With this film, he received the International Critics Prize in Venice. The same year, he created the "Filmverlag der Autoren" with 20 other directors to manage together and independently the production, exploitation of the rights and distribution of their own films.

With Alice in the Cities (1973), The Wrong Move (1974) and Kings of the Road (1975), Wenders focused on men who suffered from their own uprooting. He received numerous German and international awards. These three films, as well as the thriller The American Friend (by Patricia Highsmith, 1977) with Dennis Hopper and Bruno Ganz in the lead roles, embrace the post war Germany and its rapid transformation.


In 1978, Wenders went to the United States, invited by Coppola, and began to work on Hammett (1982). Almost simultaneously, he shot a meditation on the last weeks of Nicholas Ray, who had been banned from Hollywood: Lightning Over Water. Then Wenders shot in Portugal The State of Things (1982), a dark meditation on the filmmaker’s craft produced by Paulo Branco, for which he was awarded the Golden Lion for Best Film at the Venice Festival. Ten years later, Wenders returned to Portugal to shoot there Lisbon Story (1994).


In the early 1980s, he took a script born from a collaboration with Sam Shepard, which became Paris-Texas (1984). With this road movie, the filmmaker won, among other prizes, the Golden Palm in Cannes in 1984 and was named Best Director by the British Academy of Film and Television Arts.

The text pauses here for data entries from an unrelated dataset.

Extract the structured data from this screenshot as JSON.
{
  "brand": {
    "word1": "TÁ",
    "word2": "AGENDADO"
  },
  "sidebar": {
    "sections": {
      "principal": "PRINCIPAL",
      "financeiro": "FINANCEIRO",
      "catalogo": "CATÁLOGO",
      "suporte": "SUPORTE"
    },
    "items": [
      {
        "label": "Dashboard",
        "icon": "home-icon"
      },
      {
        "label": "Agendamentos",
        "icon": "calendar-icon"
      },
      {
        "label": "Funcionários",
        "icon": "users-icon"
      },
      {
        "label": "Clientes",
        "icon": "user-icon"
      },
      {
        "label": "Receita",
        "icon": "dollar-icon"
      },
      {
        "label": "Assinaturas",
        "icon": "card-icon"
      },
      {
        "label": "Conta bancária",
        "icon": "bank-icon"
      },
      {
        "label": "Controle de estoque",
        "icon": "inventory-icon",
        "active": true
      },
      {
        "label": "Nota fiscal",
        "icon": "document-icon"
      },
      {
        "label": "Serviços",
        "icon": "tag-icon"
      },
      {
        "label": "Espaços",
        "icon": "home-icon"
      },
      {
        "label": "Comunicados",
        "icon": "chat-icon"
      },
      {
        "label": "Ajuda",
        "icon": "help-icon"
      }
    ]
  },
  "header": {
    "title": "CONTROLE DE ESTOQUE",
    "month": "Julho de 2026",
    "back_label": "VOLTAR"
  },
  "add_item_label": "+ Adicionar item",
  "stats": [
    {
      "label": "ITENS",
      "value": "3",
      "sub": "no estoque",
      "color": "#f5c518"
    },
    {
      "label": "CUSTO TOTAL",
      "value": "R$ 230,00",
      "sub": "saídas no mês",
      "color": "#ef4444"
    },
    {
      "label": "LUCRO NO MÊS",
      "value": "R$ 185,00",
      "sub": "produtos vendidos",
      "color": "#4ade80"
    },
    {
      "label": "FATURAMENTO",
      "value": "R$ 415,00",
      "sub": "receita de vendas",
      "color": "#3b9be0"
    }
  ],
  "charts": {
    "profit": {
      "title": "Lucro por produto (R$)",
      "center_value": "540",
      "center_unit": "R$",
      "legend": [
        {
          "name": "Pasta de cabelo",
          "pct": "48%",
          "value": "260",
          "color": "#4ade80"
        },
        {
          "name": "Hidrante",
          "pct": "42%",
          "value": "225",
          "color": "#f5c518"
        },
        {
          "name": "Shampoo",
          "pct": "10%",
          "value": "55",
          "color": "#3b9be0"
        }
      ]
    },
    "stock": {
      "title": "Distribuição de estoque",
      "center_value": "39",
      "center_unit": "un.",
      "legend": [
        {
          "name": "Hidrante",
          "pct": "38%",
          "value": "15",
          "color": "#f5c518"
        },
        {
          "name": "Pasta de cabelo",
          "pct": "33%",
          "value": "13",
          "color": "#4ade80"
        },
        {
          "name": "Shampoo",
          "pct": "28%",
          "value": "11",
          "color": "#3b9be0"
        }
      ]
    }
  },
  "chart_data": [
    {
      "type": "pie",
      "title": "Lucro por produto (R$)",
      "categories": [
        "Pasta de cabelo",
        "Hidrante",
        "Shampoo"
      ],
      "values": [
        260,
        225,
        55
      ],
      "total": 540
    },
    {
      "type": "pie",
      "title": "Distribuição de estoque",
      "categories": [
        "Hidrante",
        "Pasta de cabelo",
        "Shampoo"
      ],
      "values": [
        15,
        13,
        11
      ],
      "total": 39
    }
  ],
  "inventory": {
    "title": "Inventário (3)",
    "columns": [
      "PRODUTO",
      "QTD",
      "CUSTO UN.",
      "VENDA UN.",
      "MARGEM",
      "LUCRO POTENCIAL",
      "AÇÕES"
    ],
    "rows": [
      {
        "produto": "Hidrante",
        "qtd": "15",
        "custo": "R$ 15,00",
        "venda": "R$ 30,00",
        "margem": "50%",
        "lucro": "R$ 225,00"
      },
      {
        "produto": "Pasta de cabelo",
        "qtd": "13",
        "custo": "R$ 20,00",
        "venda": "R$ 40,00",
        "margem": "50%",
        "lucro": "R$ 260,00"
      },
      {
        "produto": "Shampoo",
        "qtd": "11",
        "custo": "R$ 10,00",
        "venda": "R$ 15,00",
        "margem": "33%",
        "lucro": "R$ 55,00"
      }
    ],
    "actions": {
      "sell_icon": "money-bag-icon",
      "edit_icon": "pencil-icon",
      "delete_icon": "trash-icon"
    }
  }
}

Back in Germany, Wenders began a new collaboration with Peter Handke for Wings of Desire (1987). The cinematographic tale allowed him to reconnect with the worldwide success. He won the Best Director Award in Cannes, the European Film Awards and the German Film Prize. Followed a second long stay in the United States, beginning in 1996 with The End of Violence. In 2000, Wenders portrayed a tragicomic story inspired by Bono, the U2 singer. In 2002, the Berlin Film Festival awarded its Silver Bear to Wenders for The Million Dollar Hotel.


Throughout his career Wenders shot a number of unconventional documentaries, including Tokyo-Ga (1985), Notebook on Cities and Clothes and Buena Vista Social Club, which has known a triumphant success. His most recent documentaries Pina (2011) and The Salt of the Earth: A Journey with Sebastião Salgado (2015), are as compelling as unexpected successes and were nominated at the Oscars. The Salt of the Earth won the César for Best Documentary Film and was presented in the selection "Un Certain Regard" at the 2014 Cannes Festival where it received the Jury Prize.


Everything Will Be Fine was released in cinemas in France April 22nd, 2015.